Yaralanma paternleri, cinsiyete değil spora özgüdür.
Fakat kadın atletlerde1 fiziksel kondisyonun daha zayıf olmasına bağlı olarak overuse (aşırı kullanım) ve strese bağlı yaralanmaları2, üst vücut kuvvetinin nispeten daha az olmasına bağlı olarak omuz ve dirsek yaralanmalarını3 ve diğer sporlarda olduğu gibi daha sık görülen patellofemoral problemlerle karşılaşmak olasıdır.
Erkeklerde ise kontüzyon, sıyrık ve laserasyon insidansı kadınlara göre daha fazladır.
YARALANMA MEKANİZMALARI
Genç tenis oyuncularında, yaralanma sebepleri arasında makro ve mikro travmalar yer almaktadır.
Makrotravmalar akut gelişir ve tek bir olaydan sonra alt ekstremitede meydana gelir. Mikrotravmalar ise kronik bir süreçte gerçekleşir ve genellikle tekrarlayan antrenmanlar sonucunda üst veya alt ekstremitede görülebilir.

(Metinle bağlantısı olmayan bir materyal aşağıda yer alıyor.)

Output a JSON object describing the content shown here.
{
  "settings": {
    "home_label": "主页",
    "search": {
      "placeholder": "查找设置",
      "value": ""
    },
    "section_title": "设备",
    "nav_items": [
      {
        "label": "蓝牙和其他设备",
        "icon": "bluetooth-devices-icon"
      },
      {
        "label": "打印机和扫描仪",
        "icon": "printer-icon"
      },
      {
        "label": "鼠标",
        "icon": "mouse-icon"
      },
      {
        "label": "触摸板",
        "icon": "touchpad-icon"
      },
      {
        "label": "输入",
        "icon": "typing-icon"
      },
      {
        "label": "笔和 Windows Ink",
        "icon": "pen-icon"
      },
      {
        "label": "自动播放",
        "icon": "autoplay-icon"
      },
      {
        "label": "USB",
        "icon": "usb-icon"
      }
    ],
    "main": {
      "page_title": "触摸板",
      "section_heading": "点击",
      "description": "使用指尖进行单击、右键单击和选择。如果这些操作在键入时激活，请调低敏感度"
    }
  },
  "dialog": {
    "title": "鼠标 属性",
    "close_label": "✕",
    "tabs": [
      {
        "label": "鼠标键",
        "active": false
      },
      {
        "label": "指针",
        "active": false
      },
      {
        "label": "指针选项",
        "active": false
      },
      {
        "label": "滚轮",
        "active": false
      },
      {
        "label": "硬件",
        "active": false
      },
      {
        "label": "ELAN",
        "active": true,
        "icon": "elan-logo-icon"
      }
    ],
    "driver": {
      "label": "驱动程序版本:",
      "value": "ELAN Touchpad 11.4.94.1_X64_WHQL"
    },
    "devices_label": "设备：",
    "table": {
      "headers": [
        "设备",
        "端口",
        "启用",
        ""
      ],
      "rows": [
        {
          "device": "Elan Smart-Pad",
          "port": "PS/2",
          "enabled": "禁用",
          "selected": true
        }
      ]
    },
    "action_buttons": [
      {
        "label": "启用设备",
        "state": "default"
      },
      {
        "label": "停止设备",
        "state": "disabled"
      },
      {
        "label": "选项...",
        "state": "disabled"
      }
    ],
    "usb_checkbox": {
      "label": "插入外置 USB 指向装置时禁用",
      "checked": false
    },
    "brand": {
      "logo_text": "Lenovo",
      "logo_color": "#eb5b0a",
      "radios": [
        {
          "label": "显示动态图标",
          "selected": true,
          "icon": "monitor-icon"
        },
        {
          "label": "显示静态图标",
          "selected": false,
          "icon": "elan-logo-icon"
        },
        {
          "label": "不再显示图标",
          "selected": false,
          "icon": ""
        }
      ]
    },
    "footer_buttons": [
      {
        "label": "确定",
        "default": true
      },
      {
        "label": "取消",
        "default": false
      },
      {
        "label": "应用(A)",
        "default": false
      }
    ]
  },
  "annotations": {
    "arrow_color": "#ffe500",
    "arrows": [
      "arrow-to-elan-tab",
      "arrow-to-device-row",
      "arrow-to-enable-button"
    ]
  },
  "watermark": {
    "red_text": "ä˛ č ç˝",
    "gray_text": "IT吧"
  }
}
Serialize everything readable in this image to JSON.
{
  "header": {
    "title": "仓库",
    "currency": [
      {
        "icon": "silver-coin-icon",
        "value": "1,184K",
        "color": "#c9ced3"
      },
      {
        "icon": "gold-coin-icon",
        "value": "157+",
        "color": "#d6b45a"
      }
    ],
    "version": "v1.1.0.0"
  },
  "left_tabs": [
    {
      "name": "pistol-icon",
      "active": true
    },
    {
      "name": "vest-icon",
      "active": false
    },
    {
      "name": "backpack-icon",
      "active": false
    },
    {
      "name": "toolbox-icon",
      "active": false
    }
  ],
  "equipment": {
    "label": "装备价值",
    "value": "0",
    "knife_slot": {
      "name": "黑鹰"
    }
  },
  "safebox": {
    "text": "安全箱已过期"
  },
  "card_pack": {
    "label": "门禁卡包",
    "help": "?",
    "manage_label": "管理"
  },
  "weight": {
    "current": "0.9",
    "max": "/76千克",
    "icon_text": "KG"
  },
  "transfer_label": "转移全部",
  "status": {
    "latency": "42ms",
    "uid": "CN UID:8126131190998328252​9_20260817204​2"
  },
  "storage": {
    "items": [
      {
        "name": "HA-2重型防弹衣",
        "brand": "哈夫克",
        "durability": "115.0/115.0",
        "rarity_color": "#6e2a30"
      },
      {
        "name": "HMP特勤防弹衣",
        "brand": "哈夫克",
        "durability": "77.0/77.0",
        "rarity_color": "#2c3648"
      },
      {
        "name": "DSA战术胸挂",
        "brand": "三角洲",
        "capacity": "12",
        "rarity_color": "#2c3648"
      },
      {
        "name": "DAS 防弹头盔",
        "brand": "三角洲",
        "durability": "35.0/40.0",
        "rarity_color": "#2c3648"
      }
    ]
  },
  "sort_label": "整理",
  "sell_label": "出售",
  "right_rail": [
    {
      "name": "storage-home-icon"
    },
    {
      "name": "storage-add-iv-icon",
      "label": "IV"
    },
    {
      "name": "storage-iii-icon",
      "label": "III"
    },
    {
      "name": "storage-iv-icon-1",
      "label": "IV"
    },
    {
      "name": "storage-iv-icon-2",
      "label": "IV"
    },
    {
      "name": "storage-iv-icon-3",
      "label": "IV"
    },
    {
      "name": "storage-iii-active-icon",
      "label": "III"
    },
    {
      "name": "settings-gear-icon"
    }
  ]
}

MALADAPTASYONLAR VE DOĞAL TALEPLER
Tenis, hızlanmalar ve değişken hareketler açısından şiddetli bir oyundur. Tekrarlayan kısa mesafe koşuları, akselerasyon – deselerasyon, yön değiştirme ve vurma aktivitelerini içermektedir.
Teniste her yön değişikliğinde yerdeki bacak, diz ve ayak bileğine vücut ağırlığının 1,5-2,7 katı yük biner.
Metabolik değerlendirmeler, tenisteki metabolik ihtiyaçların %70 alaktik anaerobik, %20 laktik anaerobik ve %10 aerobik olduğunu ortaya koymaktadır. Tenis sık antrenmanlar gerektirir.
Bir çalışma, genç tenis oyuncularının haftada 6,1 gün ortalama 2,3 saat antrenman veya maç yaptığını ortaya koymuştur.
Tenisin doğasında var olan zorluklar şiddet, yoğunluk ve uygulama sıklığı bakımından oldukça yüksek olmasıdır. Kas-iskelet sistemi, yaralanmalardan korunmak ve becerikli bir performans sergilemek için bu taleplere yanıt vermelidir.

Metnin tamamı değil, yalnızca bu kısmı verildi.